« Pillion » : un premier film audacieux qui bouscule les codes du drame queer
Présenté dans la sélection Un certain regard au Festival de Cannes, où il a remporté le prix du scénario, « Pillion » marque les débuts prometteurs du réalisateur Harry Lighton. Adapté du roman « Box Hill » d’Adam Mars-Jones, ce long-métrage plonge le spectateur dans l’univers sulfureux et fascinant des motards gays, un monde autrefois sublimé par Kenneth Anger dans « Scorpio Rising » en 1963. Sorti en salles le 4 mars 2026, ce film d’une durée de 1 heure 47 minutes, avec Harry Melling et Alexander Skarsgård dans les rôles principaux, offre une exploration profonde et nuancée des dynamiques de pouvoir et d’identité.
Une relation complexe entre domination et émancipation
Au cœur de l’intrigue, on trouve la relation progressive et dévouée entre Colin, un jeune homme effacé et introverti interprété par Harry Melling, et un motard mutique joué par Alexander Skarsgård. Ce dernier, apparemment rétif à toute sentimentalité, adopte et dresse Colin comme on le ferait avec un chiot errant, établissant une hiérarchie verticale où l’un domine et l’autre se soumet. Pourtant, loin de se réduire à un simple récit provocateur ou sado-masochiste, « Pillion » se concentre sur la dimension intellectuelle et émotionnelle de cette dévotion.

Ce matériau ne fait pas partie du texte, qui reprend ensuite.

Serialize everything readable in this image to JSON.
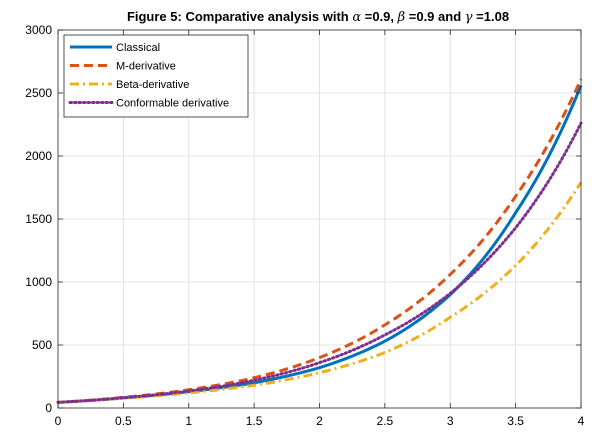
{
  "chart_data": {
    "type": "line",
    "title": {
      "prefix": "Figure 5: Comparative analysis with ",
      "alpha_symbol": "α",
      "alpha_value": " =0.9, ",
      "beta_symbol": "β",
      "beta_value": " =0.9 and ",
      "gamma_symbol": "γ",
      "gamma_value": " =1.08"
    },
    "xlabel": "",
    "ylabel": "",
    "xlim": [
      0,
      4
    ],
    "ylim": [
      0,
      3000
    ],
    "x_ticks": [
      "0",
      "0.5",
      "1",
      "1.5",
      "2",
      "2.5",
      "3",
      "3.5",
      "4"
    ],
    "y_ticks": [
      "0",
      "500",
      "1000",
      "1500",
      "2000",
      "2500",
      "3000"
    ],
    "grid": true,
    "legend_position": "top-left",
    "x": [
      0,
      0.5,
      1,
      1.5,
      2,
      2.5,
      3,
      3.5,
      4
    ],
    "series": [
      {
        "name": "Classical",
        "color": "#0072BD",
        "style": "solid",
        "values": [
          45,
          80,
          130,
          200,
          320,
          530,
          900,
          1550,
          2560
        ]
      },
      {
        "name": "M-derivative",
        "color": "#D95319",
        "style": "dashed",
        "values": [
          45,
          85,
          145,
          240,
          400,
          660,
          1060,
          1680,
          2610
        ]
      },
      {
        "name": "Beta-derivative",
        "color": "#EDB120",
        "style": "dashdot",
        "values": [
          45,
          78,
          120,
          180,
          280,
          440,
          720,
          1130,
          1790
        ]
      },
      {
        "name": "Conformable derivative",
        "color": "#7E2F8E",
        "style": "dotted",
        "values": [
          45,
          82,
          135,
          220,
          360,
          580,
          910,
          1430,
          2260
        ]
      }
    ]
  }
}
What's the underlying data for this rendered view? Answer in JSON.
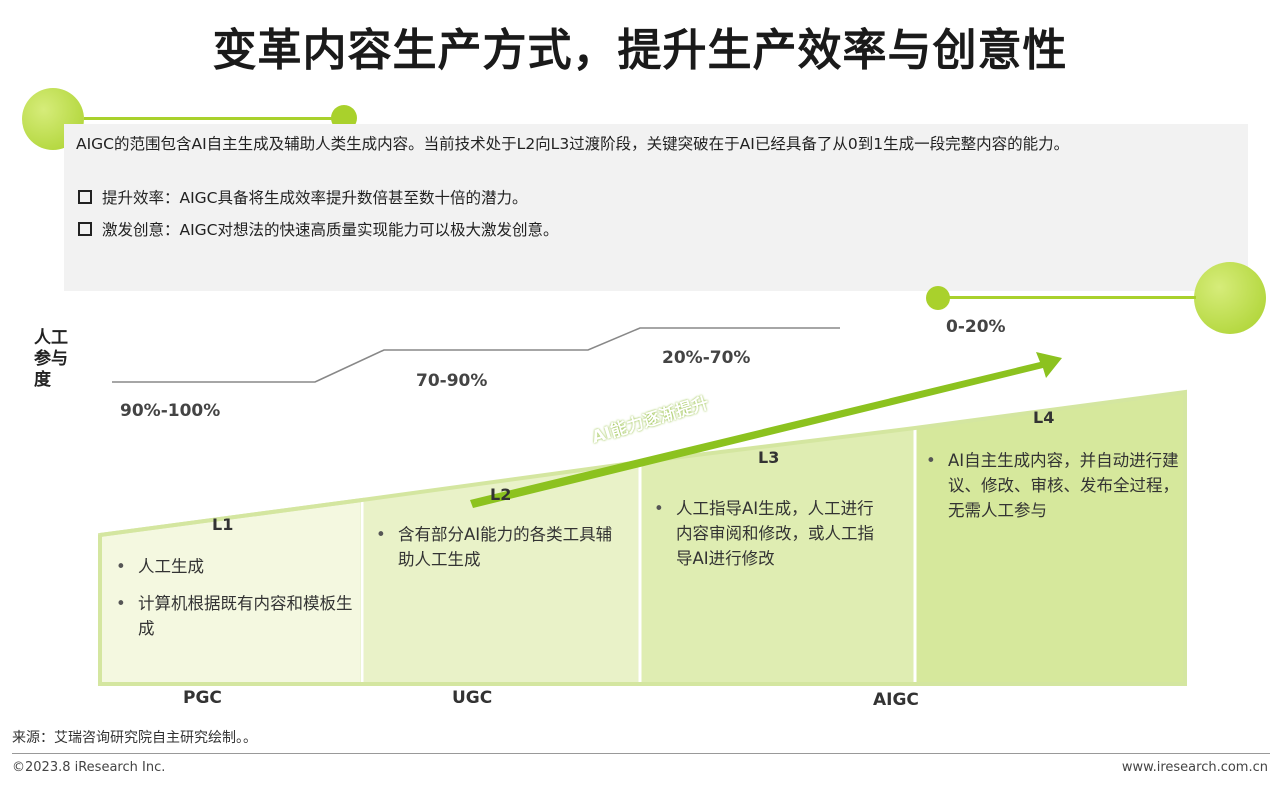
{
  "title": "变革内容生产方式，提升生产效率与创意性",
  "intro": "AIGC的范围包含AI自主生成及辅助人类生成内容。当前技术处于L2向L3过渡阶段，关键突破在于AI已经具备了从0到1生成一段完整内容的能力。",
  "bullets": [
    "提升效率：AIGC具备将生成效率提升数倍甚至数十倍的潜力。",
    "激发创意：AIGC对想法的快速高质量实现能力可以极大激发创意。"
  ],
  "y_axis_label": "人工参与度",
  "participation": [
    "90%-100%",
    "70-90%",
    "20%-70%",
    "0-20%"
  ],
  "arrow_label": "AI能力逐渐提升",
  "levels": [
    {
      "label": "L1",
      "items": [
        "人工生成",
        "计算机根据既有内容和模板生成"
      ]
    },
    {
      "label": "L2",
      "items": [
        "含有部分AI能力的各类工具辅助人工生成"
      ]
    },
    {
      "label": "L3",
      "items": [
        "人工指导AI生成，人工进行内容审阅和修改，或人工指导AI进行修改"
      ]
    },
    {
      "label": "L4",
      "items": [
        "AI自主生成内容，并自动进行建议、修改、审核、发布全过程，无需人工参与"
      ]
    }
  ],
  "stages": [
    "PGC",
    "UGC",
    "AIGC"
  ],
  "colors": {
    "accent": "#a9d12c",
    "arrow": "#8cc21f",
    "l1": "#f4f8e0",
    "l2": "#e9f2c8",
    "l3": "#dfedb2",
    "l4": "#d6e89c"
  },
  "source": "来源：艾瑞咨询研究院自主研究绘制。。",
  "copyright": "©2023.8 iResearch Inc.",
  "website": "www.iresearch.com.cn"
}
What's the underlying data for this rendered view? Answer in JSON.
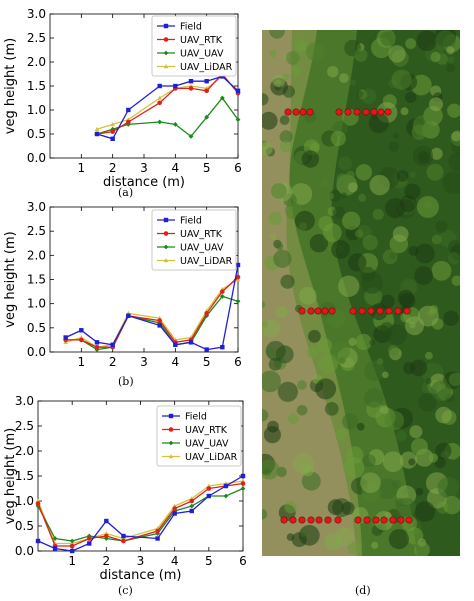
{
  "figure": {
    "panel_a_label": "(a)",
    "panel_b_label": "(b)",
    "panel_c_label": "(c)",
    "panel_d_label": "(d)"
  },
  "colors": {
    "Field": "#1f1fd6",
    "UAV_RTK": "#e0201a",
    "UAV_UAV": "#1a8a1a",
    "UAV_LiDAR": "#d6c23a",
    "vegetation_dark": "#2f5a1e",
    "vegetation_mid": "#5d8a30",
    "soil": "#a59a68",
    "marker": "#e01818"
  },
  "chart_data": [
    {
      "type": "line",
      "xlabel": "distance (m)",
      "ylabel": "veg height (m)",
      "xlim": [
        0,
        6
      ],
      "ylim": [
        0,
        3.0
      ],
      "xticks": [
        "1",
        "2",
        "3",
        "4",
        "5",
        "6"
      ],
      "yticks": [
        "0.0",
        "0.5",
        "1.0",
        "1.5",
        "2.0",
        "2.5",
        "3.0"
      ],
      "legend_position": "top-right",
      "series": [
        {
          "name": "Field",
          "x": [
            1.5,
            2.0,
            2.5,
            3.5,
            4.0,
            4.5,
            5.0,
            5.5,
            6.0
          ],
          "y": [
            0.5,
            0.4,
            1.0,
            1.5,
            1.5,
            1.6,
            1.6,
            1.7,
            1.4
          ]
        },
        {
          "name": "UAV_RTK",
          "x": [
            1.5,
            2.0,
            2.5,
            3.5,
            4.0,
            4.5,
            5.0,
            5.5,
            6.0
          ],
          "y": [
            0.5,
            0.55,
            0.75,
            1.15,
            1.45,
            1.45,
            1.4,
            1.75,
            1.35
          ]
        },
        {
          "name": "UAV_UAV",
          "x": [
            1.5,
            2.0,
            2.5,
            3.5,
            4.0,
            4.5,
            5.0,
            5.5,
            6.0
          ],
          "y": [
            0.5,
            0.6,
            0.7,
            0.75,
            0.7,
            0.45,
            0.85,
            1.25,
            0.8
          ]
        },
        {
          "name": "UAV_LiDAR",
          "x": [
            1.5,
            2.0,
            2.5,
            3.5,
            4.0,
            4.5,
            5.0,
            5.5,
            6.0
          ],
          "y": [
            0.6,
            0.7,
            0.8,
            1.25,
            1.45,
            1.5,
            1.45,
            1.7,
            1.4
          ]
        }
      ]
    },
    {
      "type": "line",
      "xlabel": "",
      "ylabel": "veg height (m)",
      "xlim": [
        0,
        6
      ],
      "ylim": [
        0,
        3.0
      ],
      "xticks": [
        "1",
        "2",
        "3",
        "4",
        "5",
        "6"
      ],
      "yticks": [
        "0.0",
        "0.5",
        "1.0",
        "1.5",
        "2.0",
        "2.5",
        "3.0"
      ],
      "legend_position": "top-right",
      "series": [
        {
          "name": "Field",
          "x": [
            0.5,
            1.0,
            1.5,
            2.0,
            2.5,
            3.5,
            4.0,
            4.5,
            5.0,
            5.5,
            6.0
          ],
          "y": [
            0.3,
            0.45,
            0.2,
            0.15,
            0.75,
            0.55,
            0.15,
            0.2,
            0.05,
            0.1,
            1.8
          ]
        },
        {
          "name": "UAV_RTK",
          "x": [
            0.5,
            1.0,
            1.5,
            2.0,
            2.5,
            3.5,
            4.0,
            4.5,
            5.0,
            5.5,
            6.0
          ],
          "y": [
            0.25,
            0.25,
            0.1,
            0.1,
            0.75,
            0.65,
            0.2,
            0.25,
            0.8,
            1.25,
            1.55
          ]
        },
        {
          "name": "UAV_UAV",
          "x": [
            0.5,
            1.0,
            1.5,
            2.0,
            2.5,
            3.5,
            4.0,
            4.5,
            5.0,
            5.5,
            6.0
          ],
          "y": [
            0.25,
            0.25,
            0.05,
            0.1,
            0.75,
            0.6,
            0.15,
            0.2,
            0.75,
            1.15,
            1.05
          ]
        },
        {
          "name": "UAV_LiDAR",
          "x": [
            0.5,
            1.0,
            1.5,
            2.0,
            2.5,
            3.5,
            4.0,
            4.5,
            5.0,
            5.5,
            6.0
          ],
          "y": [
            0.2,
            0.3,
            0.1,
            0.15,
            0.8,
            0.7,
            0.25,
            0.3,
            0.85,
            1.3,
            1.5
          ]
        }
      ]
    },
    {
      "type": "line",
      "xlabel": "distance (m)",
      "ylabel": "veg height (m)",
      "xlim": [
        0,
        6
      ],
      "ylim": [
        0,
        3.0
      ],
      "xticks": [
        "1",
        "2",
        "3",
        "4",
        "5",
        "6"
      ],
      "yticks": [
        "0.0",
        "0.5",
        "1.0",
        "1.5",
        "2.0",
        "2.5",
        "3.0"
      ],
      "legend_position": "top-right",
      "series": [
        {
          "name": "Field",
          "x": [
            0.0,
            0.5,
            1.0,
            1.5,
            2.0,
            2.5,
            3.5,
            4.0,
            4.5,
            5.0,
            5.5,
            6.0
          ],
          "y": [
            0.2,
            0.05,
            0.0,
            0.15,
            0.6,
            0.3,
            0.25,
            0.75,
            0.8,
            1.1,
            1.3,
            1.5
          ]
        },
        {
          "name": "UAV_RTK",
          "x": [
            0.0,
            0.5,
            1.0,
            1.5,
            2.0,
            2.5,
            3.5,
            4.0,
            4.5,
            5.0,
            5.5,
            6.0
          ],
          "y": [
            0.95,
            0.1,
            0.1,
            0.25,
            0.3,
            0.2,
            0.4,
            0.85,
            1.0,
            1.25,
            1.3,
            1.35
          ]
        },
        {
          "name": "UAV_UAV",
          "x": [
            0.0,
            0.5,
            1.0,
            1.5,
            2.0,
            2.5,
            3.5,
            4.0,
            4.5,
            5.0,
            5.5,
            6.0
          ],
          "y": [
            0.9,
            0.25,
            0.2,
            0.3,
            0.25,
            0.2,
            0.35,
            0.8,
            0.9,
            1.1,
            1.1,
            1.25
          ]
        },
        {
          "name": "UAV_LiDAR",
          "x": [
            0.0,
            0.5,
            1.0,
            1.5,
            2.0,
            2.5,
            3.5,
            4.0,
            4.5,
            5.0,
            5.5,
            6.0
          ],
          "y": [
            1.0,
            0.15,
            0.15,
            0.25,
            0.35,
            0.25,
            0.45,
            0.9,
            1.05,
            1.3,
            1.35,
            1.4
          ]
        }
      ]
    }
  ]
}
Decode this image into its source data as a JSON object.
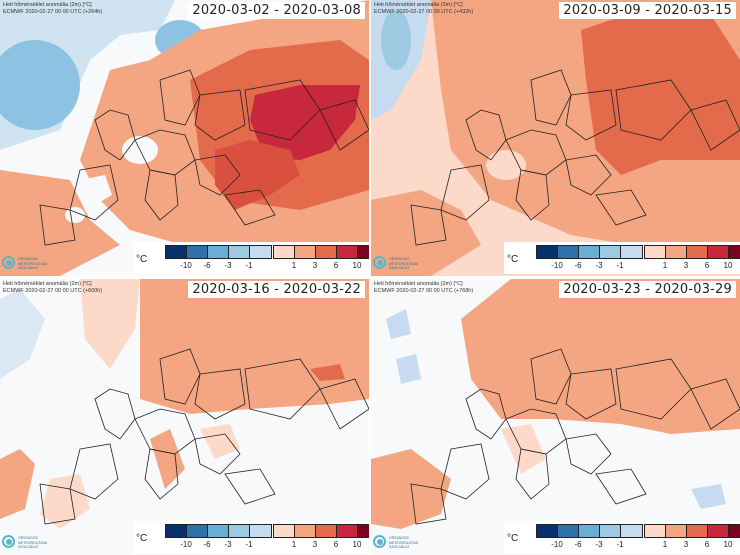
{
  "caption": {
    "line1": "Heti hőmérséklet anomália (2m) [°C]",
    "line2": "ECMWF 2020-02-27 00 00 UTC (+264h)"
  },
  "legend": {
    "unit": "°C",
    "neg_ticks": [
      "-10",
      "-6",
      "-3",
      "-1"
    ],
    "pos_ticks": [
      "1",
      "3",
      "6",
      "10"
    ],
    "neg_colors": [
      "#08306b",
      "#2f6faa",
      "#6aaed6",
      "#c6dbef"
    ],
    "pos_colors": [
      "#fcd9c8",
      "#f4a582",
      "#e36a4a",
      "#c7283b",
      "#7b0220"
    ]
  },
  "logo": {
    "line1": "ORSZÁGOS",
    "line2": "METEOROLÓGIAI",
    "line3": "SZOLGÁLAT"
  },
  "panels": [
    {
      "date_range": "2020-03-02 - 2020-03-08",
      "caption2": "ECMWF 2020-02-27 00 00 UTC (+264h)"
    },
    {
      "date_range": "2020-03-09 - 2020-03-15",
      "caption2": "ECMWF 2020-02-27 00 00 UTC (+432h)"
    },
    {
      "date_range": "2020-03-16 - 2020-03-22",
      "caption2": "ECMWF 2020-02-27 00 00 UTC (+600h)"
    },
    {
      "date_range": "2020-03-23 - 2020-03-29",
      "caption2": "ECMWF 2020-02-27 00 00 UTC (+768h)"
    }
  ],
  "colors": {
    "background_neutral": "#f3f5f8",
    "country_border": "#222222"
  }
}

Le film explore avec subtilité comment Colin trouve son accomplissement dans la soumission, s’effaçant devant son maître pour mieux se découvrir et tenir sa place dans ce rapport de force. Il s’agit d’une quête d’émancipation paradoxale, où la perte de volonté et de libre arbitre devient un chemin vers l’affirmation de soi. Quelques scènes frontalement érotiques rappellent l’aspect sexuel de cette relation, mais l’accent reste mis sur la dissection psychologique des personnages.
Une mise en scène ascétique au service d’un thème troublant
Harry Lighton opte pour une approche cinématographique sobre et réfléchie, évitant toute exploitation scabreuse du sujet. Grâce à un découpage ascétique et une direction d’acteurs précise, il dévoile les mécanismes intellectuels qui sous-tendent cette dynamique de domination. La caméra capture avec sensibilité la transformation de Colin en un homme-objet, tout en révélant la complexité silencieuse du personnage de Skarsgård, faussement monolithique.
Les performances sont remarquables : Harry Melling incarne avec justesse l’extase et la vulnérabilité de son personnage, tandis qu’Alexander Skarsgård sert à merveille la réserve énigmatique de son rôle. Ensemble, ils portent ce récit audacieux et poignant, qui interroge les frontières entre amour non réciproque, soumission et libération personnelle.
En somme, « Pillion » est bien plus qu’un film sur la culture motarde gay ; c’est une œuvre profonde qui invite à réfléchir sur l’identité, le pouvoir et les chemins sinueux de l’émancipation. Un visionnage qui marque par son audace et sa sensibilité, offrant une perspective unique dans le paysage cinématographique contemporain.